Reviewed by John Burdett
Sunday, November 28, 2004

The hero of Martin Cruz Smith’s Wolves Eat Dogs, Arkady Renko, comes with one of the most illustrious pedigrees in thriller fiction.

Many storytellers saw in the Cold War an opportunity not seen since Homer sang the siege of Troy, but, so far as I know, Smith was the only American writer who dared think out of the box to the point of making his hero a genuine communist. And what a magnificent protagonist Arkady is: zealous investigator for the state prosecutor in Moscow, a Russian to his fingertips, wittily acerbic, sickly pale, rail-thin because he is nourished mostly on nicotine, deeply committed to the lost egalitarian principles of socialism and therefore at odds with both the Party and the West, sardonically pursuing his true love, Irina, across oceans. We come across him first in that towering work Gorky Park, where Smith revealed another talent that set him apart from the rest: a passion for authentic detail.

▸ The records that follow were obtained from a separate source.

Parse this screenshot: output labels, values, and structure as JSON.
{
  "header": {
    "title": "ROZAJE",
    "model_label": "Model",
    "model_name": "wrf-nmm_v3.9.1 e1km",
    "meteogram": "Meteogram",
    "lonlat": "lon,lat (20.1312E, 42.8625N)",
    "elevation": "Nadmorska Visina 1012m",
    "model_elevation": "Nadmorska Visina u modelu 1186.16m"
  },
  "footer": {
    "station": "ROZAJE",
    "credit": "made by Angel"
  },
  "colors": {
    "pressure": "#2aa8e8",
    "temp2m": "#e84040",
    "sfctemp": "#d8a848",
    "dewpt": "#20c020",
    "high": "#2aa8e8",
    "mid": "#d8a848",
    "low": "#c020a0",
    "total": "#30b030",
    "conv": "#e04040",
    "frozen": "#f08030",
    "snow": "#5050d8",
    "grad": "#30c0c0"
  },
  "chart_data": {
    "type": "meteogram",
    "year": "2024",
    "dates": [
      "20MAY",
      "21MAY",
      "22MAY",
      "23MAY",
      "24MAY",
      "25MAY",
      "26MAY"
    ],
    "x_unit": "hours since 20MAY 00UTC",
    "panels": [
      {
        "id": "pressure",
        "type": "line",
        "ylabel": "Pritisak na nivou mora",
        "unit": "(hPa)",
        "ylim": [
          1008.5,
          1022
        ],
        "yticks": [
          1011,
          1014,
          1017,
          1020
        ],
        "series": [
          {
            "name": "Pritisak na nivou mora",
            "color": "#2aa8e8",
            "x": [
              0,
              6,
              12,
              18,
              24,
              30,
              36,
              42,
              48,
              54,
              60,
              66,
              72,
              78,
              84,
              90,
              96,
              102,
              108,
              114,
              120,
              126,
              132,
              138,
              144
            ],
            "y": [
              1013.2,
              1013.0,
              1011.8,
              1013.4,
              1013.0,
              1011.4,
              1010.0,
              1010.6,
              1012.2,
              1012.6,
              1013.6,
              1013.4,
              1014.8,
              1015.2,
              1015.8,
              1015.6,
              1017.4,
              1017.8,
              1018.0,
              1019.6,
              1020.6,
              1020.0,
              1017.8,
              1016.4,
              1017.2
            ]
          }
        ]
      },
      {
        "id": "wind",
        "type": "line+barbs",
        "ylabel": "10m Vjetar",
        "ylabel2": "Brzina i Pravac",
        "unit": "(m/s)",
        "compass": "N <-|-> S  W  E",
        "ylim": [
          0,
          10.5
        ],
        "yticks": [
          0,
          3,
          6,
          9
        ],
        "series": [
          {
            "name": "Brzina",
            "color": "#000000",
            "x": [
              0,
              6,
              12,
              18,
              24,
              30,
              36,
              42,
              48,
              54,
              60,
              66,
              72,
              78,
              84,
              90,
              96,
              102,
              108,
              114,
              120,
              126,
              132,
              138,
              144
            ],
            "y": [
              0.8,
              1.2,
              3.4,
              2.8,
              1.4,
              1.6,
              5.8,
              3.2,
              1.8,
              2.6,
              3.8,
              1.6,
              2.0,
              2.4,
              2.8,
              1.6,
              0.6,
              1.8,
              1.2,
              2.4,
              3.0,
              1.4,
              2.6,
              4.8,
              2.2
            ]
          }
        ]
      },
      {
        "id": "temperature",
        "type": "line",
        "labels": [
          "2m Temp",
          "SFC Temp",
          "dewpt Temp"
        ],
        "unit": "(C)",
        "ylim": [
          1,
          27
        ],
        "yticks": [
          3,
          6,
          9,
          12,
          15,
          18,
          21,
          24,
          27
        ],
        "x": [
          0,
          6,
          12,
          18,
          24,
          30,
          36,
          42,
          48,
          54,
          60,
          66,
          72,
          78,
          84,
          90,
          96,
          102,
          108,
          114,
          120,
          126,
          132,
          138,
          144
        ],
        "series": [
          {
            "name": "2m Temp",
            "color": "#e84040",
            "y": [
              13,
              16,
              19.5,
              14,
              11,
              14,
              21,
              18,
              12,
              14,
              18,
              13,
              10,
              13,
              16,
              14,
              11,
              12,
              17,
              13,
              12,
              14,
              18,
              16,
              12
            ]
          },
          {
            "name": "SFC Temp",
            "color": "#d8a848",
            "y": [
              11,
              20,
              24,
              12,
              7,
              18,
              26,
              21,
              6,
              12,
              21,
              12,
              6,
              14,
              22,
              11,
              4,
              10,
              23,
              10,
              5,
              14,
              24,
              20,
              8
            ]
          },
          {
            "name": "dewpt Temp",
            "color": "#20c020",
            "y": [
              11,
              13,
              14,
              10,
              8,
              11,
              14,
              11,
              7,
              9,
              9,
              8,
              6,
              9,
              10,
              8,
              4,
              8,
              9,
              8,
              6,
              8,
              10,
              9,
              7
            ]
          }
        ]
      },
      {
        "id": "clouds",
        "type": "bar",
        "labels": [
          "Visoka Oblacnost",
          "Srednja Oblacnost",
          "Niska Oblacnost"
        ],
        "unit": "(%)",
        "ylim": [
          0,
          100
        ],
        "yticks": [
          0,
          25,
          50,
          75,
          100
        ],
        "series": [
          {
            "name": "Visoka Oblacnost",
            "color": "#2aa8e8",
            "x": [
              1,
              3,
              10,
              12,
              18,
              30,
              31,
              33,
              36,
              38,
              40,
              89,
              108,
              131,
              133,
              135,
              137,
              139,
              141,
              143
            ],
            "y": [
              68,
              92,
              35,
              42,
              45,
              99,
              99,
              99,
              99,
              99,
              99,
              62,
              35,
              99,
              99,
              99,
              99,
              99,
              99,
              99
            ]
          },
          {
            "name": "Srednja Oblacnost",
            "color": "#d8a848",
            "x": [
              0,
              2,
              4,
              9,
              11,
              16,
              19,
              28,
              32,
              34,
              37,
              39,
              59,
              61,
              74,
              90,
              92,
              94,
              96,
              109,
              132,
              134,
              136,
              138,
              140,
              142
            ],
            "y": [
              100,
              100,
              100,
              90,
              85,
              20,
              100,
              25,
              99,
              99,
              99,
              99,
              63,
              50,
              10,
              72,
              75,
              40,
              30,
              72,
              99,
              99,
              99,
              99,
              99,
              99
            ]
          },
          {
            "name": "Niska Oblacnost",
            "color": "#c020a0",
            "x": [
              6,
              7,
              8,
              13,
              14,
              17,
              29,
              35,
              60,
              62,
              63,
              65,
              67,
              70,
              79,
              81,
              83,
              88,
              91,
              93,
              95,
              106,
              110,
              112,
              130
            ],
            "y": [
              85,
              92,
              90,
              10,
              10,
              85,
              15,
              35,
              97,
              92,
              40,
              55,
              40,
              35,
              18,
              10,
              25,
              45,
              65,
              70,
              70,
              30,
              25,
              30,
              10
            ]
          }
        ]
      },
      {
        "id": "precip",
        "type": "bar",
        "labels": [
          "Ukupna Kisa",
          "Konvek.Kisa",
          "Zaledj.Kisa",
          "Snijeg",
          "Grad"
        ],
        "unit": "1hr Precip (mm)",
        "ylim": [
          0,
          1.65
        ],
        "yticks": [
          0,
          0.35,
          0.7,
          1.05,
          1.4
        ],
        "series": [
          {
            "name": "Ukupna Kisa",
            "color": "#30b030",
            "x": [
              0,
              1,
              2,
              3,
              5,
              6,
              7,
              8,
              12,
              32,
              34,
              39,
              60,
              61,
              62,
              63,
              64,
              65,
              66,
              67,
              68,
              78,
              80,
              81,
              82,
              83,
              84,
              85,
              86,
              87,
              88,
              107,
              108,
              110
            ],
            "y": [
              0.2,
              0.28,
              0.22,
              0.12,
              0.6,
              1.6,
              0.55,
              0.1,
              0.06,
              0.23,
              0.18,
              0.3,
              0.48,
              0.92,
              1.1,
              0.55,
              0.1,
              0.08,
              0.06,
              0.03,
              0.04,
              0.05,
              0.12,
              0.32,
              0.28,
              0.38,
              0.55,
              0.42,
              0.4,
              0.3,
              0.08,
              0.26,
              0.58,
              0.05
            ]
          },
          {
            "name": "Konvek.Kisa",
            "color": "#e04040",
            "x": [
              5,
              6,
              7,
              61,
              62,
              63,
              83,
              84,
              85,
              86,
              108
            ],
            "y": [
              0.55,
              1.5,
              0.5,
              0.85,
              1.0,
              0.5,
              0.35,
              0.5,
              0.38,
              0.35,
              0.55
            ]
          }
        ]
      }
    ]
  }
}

After a raft of near-death experiences, a fugitive Arkady re-emerges in Polar Star as the lowest ranking seaman on a Soviet factory ship, where life is even tougher for a man of integrity than in Moscow. From the frozen wastes of the North Sea he takes us to opulent West Germany (Red Square), where Irina is inclined to dump him in favor of better-dressed men. By the time we get to Cuba (Havana Bay), Irina is dead and Arkady suicidal. Now, inevitably perhaps, in Wolves Eat Dogs the haggard but still chain-smoking Arkady takes us for a strictly unofficial tour of the Zone: “One way to look at Chernobyl was as a bull’s-eye target, with the reactors at the center and circles at ten and thirty kilometers. . . . Together the two circles composed the Zone of Exclusion.”